Below is the theoretical graph created by (Conroy-Beam, Buss, Pham & Shackelford, 2015). It shows how the effect size in mate preferences changes as the gender equality score increases. Figure A shows the predicted sex differences for individual preference dimensions (d) of the 5 “sexually dimorphic” preferences (the preferences which evolutionary theory predicts sex differences in), and figure B shows the overall differences (D) for all the 19 mate preferences, which are the 5 dimorphic preferences and the 14 monomorphic preferences (the other 14 which evolutionary theory does not predict a large sex difference in).
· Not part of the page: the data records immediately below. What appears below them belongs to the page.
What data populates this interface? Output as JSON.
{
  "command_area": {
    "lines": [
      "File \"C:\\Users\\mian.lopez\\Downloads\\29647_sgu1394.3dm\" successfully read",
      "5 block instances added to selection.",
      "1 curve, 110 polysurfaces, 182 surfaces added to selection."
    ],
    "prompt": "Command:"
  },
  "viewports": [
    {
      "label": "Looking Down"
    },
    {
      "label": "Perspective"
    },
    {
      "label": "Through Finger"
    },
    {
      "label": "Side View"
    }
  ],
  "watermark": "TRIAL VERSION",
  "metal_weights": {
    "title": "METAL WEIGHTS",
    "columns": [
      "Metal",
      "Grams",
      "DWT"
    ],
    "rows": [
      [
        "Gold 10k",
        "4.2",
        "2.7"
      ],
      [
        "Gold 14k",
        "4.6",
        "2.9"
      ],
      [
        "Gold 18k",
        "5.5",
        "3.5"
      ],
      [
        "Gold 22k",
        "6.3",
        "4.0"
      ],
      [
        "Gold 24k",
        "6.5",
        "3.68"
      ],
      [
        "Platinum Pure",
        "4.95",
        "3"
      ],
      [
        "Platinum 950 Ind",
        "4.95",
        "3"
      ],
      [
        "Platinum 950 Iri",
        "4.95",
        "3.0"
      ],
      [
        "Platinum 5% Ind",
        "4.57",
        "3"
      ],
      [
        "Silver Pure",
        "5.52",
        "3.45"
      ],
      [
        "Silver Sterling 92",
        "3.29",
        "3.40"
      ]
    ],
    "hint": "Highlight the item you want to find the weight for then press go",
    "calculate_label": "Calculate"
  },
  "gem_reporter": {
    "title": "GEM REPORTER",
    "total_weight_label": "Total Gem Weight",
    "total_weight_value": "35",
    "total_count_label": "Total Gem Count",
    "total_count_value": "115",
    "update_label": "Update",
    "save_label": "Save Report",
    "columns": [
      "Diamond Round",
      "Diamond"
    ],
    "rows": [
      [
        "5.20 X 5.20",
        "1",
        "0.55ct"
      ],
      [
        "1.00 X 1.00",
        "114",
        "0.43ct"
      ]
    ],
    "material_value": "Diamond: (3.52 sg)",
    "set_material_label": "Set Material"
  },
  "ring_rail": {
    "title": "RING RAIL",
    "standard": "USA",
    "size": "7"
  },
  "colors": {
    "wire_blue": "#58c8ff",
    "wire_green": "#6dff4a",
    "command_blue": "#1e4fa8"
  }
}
The authors do tell readers to caution when interpreting the graphs, they state:
“Although predictions of unobserved data should be interpreted cautiously, this analysis indicates that gender empowerment equality would need to have complex, nonlinear effects on mate preferences—effects not proposed in the extant literature nor observed in our data—to serve as an explanation of observed sexual dimorphism. Combined with evidence that some sex differences increase with increasing gender equality (see Schmitt, 2014, for a review), this suggests that, rather than being an origin of sexual dimorphism in mate preferences, gender equality appears to be just one of many inputs to sexually dimorphic mating adaptations.”